In David Lean’s film ‘The Bridge on the river Kwai’, a Lieutenant Colonel Nicholson played by Alec Guinness, leans over the handrail of his newly constructed bridge, completed under protest from his sidekick Clipton, in order to demonstrate to the enemy, the superiority of British engineering. Then clutching his swagger stick, he proudly tells the Japanese commandant that “tonight; maybe tonight” he‘s finally achieved something that compares with “other men’s careers”
Is that how May feels too? Is she seeking comparison with other men’s careers? Despite all the warnings, despite all the protests from those she purports to lead, is she hoping, praying even, to fulfil a destiny that will guarantee her name in the history books?
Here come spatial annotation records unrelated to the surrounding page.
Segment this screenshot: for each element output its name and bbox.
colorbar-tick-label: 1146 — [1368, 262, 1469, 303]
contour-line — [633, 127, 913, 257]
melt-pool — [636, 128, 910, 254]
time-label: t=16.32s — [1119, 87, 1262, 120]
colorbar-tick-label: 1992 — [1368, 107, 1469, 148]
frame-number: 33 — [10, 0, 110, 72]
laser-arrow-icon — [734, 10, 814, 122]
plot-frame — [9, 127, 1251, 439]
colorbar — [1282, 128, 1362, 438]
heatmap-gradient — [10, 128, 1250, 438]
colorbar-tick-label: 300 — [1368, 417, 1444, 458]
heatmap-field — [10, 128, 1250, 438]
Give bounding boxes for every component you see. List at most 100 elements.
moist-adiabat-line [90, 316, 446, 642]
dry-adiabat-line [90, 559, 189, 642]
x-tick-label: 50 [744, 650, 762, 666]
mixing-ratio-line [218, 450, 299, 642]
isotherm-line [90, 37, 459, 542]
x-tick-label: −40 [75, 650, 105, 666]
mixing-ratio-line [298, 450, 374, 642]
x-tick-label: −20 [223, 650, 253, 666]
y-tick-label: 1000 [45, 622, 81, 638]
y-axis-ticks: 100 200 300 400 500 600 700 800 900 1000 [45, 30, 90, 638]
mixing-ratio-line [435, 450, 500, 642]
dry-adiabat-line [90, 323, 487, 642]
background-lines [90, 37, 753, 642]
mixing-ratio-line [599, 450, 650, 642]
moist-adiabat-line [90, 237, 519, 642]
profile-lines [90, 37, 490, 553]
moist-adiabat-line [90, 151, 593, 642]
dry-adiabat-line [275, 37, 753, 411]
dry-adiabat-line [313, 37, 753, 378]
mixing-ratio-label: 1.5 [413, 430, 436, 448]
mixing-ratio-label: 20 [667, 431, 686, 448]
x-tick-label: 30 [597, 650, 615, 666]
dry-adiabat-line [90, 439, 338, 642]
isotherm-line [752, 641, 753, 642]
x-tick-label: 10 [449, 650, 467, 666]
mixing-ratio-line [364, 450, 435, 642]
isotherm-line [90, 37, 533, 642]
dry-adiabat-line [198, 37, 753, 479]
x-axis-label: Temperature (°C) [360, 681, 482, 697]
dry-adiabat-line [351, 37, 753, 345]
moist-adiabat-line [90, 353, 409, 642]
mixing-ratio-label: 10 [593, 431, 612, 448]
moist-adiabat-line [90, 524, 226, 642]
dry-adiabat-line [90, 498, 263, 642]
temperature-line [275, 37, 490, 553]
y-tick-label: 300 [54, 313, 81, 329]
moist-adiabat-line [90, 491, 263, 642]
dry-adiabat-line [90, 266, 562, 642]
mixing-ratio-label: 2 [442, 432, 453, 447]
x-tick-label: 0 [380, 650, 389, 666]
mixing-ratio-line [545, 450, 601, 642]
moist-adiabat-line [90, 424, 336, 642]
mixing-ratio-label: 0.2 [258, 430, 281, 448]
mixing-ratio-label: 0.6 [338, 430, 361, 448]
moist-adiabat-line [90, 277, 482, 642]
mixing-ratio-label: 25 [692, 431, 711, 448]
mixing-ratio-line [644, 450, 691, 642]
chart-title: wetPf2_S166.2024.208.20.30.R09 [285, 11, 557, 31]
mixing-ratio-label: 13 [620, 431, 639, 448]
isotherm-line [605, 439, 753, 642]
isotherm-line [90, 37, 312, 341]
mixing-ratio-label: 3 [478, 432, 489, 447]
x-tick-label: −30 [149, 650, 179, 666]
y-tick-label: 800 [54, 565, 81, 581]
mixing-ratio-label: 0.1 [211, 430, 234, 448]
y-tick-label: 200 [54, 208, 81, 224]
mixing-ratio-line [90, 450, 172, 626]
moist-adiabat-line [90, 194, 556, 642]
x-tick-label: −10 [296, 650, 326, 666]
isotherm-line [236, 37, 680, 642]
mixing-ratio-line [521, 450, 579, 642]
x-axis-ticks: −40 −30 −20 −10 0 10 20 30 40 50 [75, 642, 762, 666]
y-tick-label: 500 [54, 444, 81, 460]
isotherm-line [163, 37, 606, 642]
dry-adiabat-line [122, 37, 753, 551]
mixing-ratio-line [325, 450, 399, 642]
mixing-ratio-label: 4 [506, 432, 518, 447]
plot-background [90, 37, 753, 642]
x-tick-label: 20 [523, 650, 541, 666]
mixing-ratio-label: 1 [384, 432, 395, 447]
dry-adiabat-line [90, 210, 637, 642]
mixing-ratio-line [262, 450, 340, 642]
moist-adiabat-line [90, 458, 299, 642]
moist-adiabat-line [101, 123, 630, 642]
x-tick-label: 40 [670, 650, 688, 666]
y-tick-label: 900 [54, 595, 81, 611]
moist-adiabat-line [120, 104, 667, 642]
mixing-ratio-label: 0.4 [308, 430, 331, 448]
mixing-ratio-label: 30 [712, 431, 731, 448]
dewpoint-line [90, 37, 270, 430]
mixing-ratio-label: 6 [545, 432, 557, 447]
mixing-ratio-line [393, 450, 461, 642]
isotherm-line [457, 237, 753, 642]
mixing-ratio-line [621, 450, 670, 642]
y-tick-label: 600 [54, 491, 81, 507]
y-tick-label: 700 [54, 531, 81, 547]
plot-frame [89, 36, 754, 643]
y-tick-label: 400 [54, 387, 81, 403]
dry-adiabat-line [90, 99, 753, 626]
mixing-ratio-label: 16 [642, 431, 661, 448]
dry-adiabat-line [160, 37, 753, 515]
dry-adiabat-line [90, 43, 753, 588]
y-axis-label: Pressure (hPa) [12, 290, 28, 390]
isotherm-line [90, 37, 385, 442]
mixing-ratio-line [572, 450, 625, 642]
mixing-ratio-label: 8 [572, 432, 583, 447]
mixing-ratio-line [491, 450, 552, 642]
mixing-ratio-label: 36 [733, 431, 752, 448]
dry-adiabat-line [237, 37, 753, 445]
A statue perhaps? Is she taking us to the brink for the sake of glory – her name finally written in lights?
Meanwhile, back in celluloid land, British saboteurs have laid dynamite in order to blow the bridge and here is where Reality and Fantasy merge. Nicholson loses his grip of the swagger stick. It plunges into the river. He looks down and sees the cables. But the train is fast coming down the tracks. There’s very little time left. March 29th 2019 is almost upon us and we have to do something. But will the saboteurs (that’s us) succeed in blowing the bridge? Down on the river bed, Nicholson’s stiff upper lip quivers as he finally realises his treachery.
“What have I done” he says whilst conveniently falling on the detonator that blows the bridge and train to smithereens. Oh Mrs. May, have you too seen the light? Will you too fall on your sword? Let’s leave the last word to the now vindicated Clipton, (Kenneth are you listening?) who shakes his head and mutters “Madness!” Then in case we didn’t hear him, repeats it. “MADNESS!” he declares and we all hear his cry.